Baltimore mayor visits Johns Hopkins class on 'The Wire,' urban challenges

Rawlings-Blake a guest lecturer in course based on popular HBO drama

Image caption: Baltimore Mayor Stephanie Rawlings-Blake

Image credit: Will Kirk / Homewood Photography

On the acclaimed HBO drama The Wire, Baltimore's fictional mayor, Tommy Carcetti, wrestles with the challenges of crime and urban decay.

Image caption: Peter Beilenson, who served as Baltimore City health commissioner from 1992 through 2005, has been teaching Baltimore and 'The Wire' at Johns Hopkins for five years.

Image credit: Will Kirk / Homewood Photography

On Monday, Baltimore's current mayor, Stephanie Rawlings-Blake, spoke to students in a Johns Hopkins University class that uses the popular television series as a way to examine the critical issues facing Baltimore and other urban areas. Rawlings-Blake noted how far Baltimore has come since The Wire concluded its five-season run in 2008, including progress made on reducing crime and increasing the city's population.

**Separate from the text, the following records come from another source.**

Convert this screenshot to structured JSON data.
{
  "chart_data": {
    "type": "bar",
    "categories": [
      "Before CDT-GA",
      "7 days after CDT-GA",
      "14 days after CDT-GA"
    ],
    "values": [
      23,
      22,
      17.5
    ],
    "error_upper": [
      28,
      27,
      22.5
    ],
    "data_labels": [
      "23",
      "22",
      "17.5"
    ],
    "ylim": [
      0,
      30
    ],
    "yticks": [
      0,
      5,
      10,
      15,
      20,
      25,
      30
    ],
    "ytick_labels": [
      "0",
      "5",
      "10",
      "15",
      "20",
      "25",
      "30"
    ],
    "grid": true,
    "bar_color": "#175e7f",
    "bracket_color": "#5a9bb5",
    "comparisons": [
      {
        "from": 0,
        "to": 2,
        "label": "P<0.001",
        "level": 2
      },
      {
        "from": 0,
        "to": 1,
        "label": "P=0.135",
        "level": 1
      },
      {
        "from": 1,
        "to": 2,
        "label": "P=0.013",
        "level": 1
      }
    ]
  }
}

"The city was a lot different than the Baltimore that you see now, and it's certainly way different than the Baltimore I grew up in," Rawlings-Blake said during the lecture, according to a Baltimore Business Journal article. "The violence was so pervasive—we knew people that went to parties and didn't come home."

The course, Baltimore and The Wire, was created and is taught by former Baltimore City health commissioner Peter Beilenson and is part of the undergraduate program in Public Health Studies. Past guest speakers include David Simon, creator and writer of The Wire; Michael K. Williams, the actor who portrayed Omar on the series; former Baltimore Mayor Kurt Schmoke; Ed Norris, a former Baltimore City police commissioner who also appeared in 22 episodes of The Wire; and Nancy Grasmick, former superintendent of Maryland schools.

A 2010 article published in the Gazette gives an overview of the course, including comments made by Beilenson on the first day of class during the fall 2010 semester:

"The world depicted in The Wire may seem like fiction to most of you, but in truth it is a frighteningly accurate portrait of life in some parts of Baltimore—the city in which you are sitting right now—and in many other cities throughout the United States. We're talking about poverty; the war on drugs and the illegal drug trade; city governments and their bureaucracies and how those work, or don't; politics; the police, the courts and criminal justice; homelessness; and education. This series tackles them all in a very thoughtful, interesting and realistic way."